Resource caps & logging

  • Stacks set conservative deploy.resources reservations/limits to avoid runaway memory/CPU. Adjust in ±128–256MiB steps based on telemetry.
  • Services use the local logging driver with rotation (max-size=10m, max-file=3) to reduce JSON log churn. If you prefer a global default, set it in /etc/docker/daemon.json and restart Docker.

Tuning highlights

  • Prometheus: 3d retention (--storage.tsdb.retention.time=3d), --query.max-concurrency=10; scrape intervals relaxed to 30s for most jobs.
  • Loki: retention 72h, chunk target ~1.5MiB, moderate ingestion rate, compactor retention enabled.
  • Tempo: local backend with 48h retention from config; single-replica by default.
  • GrowthBook: Node heap capped via NODE_OPTIONS=--max-old-space-size=512.
  • Traefik: access logs disabled by default; enable temporarily if debugging.

Troubleshooting

  • Verify per-stack services: docker stack services <stack> and docker service logs <stack>_<service>.
  • If Traefik can't reach a service, confirm it's attached to traefik-public and labels point to the correct server.port and host.
  • For noisy logs or high disk writes, ensure the local driver is in effect and service-level logging options are applied.

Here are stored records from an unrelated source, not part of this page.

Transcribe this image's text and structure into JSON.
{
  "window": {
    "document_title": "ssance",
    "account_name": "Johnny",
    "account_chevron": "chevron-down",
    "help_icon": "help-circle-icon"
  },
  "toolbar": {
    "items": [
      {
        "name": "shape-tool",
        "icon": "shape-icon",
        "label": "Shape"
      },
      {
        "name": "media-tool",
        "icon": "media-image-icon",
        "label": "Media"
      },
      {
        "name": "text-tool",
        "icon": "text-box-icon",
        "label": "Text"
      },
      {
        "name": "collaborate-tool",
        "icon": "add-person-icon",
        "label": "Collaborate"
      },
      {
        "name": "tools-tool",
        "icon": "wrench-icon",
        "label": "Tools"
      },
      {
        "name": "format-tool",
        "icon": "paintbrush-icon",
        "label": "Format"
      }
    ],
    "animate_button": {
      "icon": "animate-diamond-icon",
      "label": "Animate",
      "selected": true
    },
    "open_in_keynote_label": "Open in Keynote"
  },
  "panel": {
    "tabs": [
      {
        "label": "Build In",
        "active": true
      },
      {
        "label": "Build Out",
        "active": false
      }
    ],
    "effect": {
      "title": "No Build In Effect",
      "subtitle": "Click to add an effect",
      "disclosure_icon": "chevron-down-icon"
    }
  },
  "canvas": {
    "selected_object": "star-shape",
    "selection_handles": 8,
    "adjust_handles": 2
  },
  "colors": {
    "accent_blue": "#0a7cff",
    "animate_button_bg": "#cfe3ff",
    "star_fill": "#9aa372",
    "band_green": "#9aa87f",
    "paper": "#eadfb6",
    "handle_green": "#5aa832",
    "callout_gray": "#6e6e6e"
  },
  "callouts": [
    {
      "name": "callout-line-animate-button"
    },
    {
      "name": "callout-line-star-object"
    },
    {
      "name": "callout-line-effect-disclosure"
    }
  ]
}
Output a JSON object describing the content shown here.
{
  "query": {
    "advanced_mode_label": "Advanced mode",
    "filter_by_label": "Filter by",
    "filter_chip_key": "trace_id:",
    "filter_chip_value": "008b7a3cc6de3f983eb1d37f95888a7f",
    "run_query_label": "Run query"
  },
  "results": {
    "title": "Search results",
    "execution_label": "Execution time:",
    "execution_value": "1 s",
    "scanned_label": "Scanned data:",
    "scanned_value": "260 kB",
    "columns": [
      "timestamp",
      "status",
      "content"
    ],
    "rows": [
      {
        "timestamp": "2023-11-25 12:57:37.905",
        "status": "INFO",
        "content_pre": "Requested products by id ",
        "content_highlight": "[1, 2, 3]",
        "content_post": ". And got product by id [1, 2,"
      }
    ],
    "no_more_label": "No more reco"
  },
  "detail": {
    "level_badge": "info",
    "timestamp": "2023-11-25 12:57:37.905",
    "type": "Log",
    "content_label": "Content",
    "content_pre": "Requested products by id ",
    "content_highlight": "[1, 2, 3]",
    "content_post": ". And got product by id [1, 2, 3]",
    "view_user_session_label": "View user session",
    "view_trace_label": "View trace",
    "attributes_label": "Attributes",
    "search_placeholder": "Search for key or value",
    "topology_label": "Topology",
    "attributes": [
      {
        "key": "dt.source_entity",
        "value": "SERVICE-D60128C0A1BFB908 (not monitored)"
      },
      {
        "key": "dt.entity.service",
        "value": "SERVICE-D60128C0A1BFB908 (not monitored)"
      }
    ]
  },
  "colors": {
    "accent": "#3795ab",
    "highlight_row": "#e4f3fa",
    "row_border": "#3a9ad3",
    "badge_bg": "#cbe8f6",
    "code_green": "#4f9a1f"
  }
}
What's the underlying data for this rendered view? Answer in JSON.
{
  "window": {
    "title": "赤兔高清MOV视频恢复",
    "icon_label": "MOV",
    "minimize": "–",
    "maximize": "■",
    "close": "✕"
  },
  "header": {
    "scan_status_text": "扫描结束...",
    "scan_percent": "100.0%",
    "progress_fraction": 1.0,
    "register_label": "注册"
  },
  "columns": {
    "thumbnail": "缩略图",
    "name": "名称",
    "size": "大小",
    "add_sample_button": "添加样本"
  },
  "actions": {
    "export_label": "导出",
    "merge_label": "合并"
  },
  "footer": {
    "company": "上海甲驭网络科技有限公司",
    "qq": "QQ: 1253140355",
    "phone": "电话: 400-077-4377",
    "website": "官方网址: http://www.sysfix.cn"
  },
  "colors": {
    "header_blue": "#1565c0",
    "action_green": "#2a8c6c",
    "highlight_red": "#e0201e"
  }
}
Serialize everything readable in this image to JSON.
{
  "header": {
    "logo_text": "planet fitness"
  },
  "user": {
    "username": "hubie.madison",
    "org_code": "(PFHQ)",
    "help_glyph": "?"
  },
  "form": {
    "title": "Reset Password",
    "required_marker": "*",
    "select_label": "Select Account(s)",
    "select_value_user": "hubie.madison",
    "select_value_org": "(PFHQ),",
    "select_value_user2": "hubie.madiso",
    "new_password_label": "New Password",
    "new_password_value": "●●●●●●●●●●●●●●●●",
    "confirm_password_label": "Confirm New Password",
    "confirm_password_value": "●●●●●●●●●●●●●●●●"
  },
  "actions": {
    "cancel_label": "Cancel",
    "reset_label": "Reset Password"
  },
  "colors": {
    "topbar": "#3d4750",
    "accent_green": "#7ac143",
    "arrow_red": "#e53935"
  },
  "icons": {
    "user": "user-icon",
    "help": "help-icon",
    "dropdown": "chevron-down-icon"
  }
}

Local HTTPS for *.docker.localhost

For local development with HTTPS on domains like grafana.docker.localhost, Traefik is configured with a local certificatesResolver and a file provider for TLS certificates.

What this means:

  • ACME/Let’s Encrypt will not issue for .localhost domains. Instead, generate a local development certificate and key, and place them in traefik/certs/ as local-cert.pem and local-key.pem.
  • The dynamic config (traefik/config/dynamic.yml) already references these files and declares the docker.localhost SANs, including *.docker.localhost.
  • Set CERT_RESOLVER=local in traefik/.env (and any service labels that reference it) to use the local resolver while Traefik serves the file-based certs.

Generate a dev cert (example using mkcert):

mkcert -install
mkcert -cert-file traefik/certs/local-cert.pem -key-file traefik/certs/local-key.pem "docker.localhost" "*.docker.localhost"

Notes:

  • traefik/certs/.gitignore prevents committing private keys or ACME storage files.
  • Browsers trust mkcert’s local CA after mkcert -install. If not using mkcert, you may need to trust your self-signed CA manually.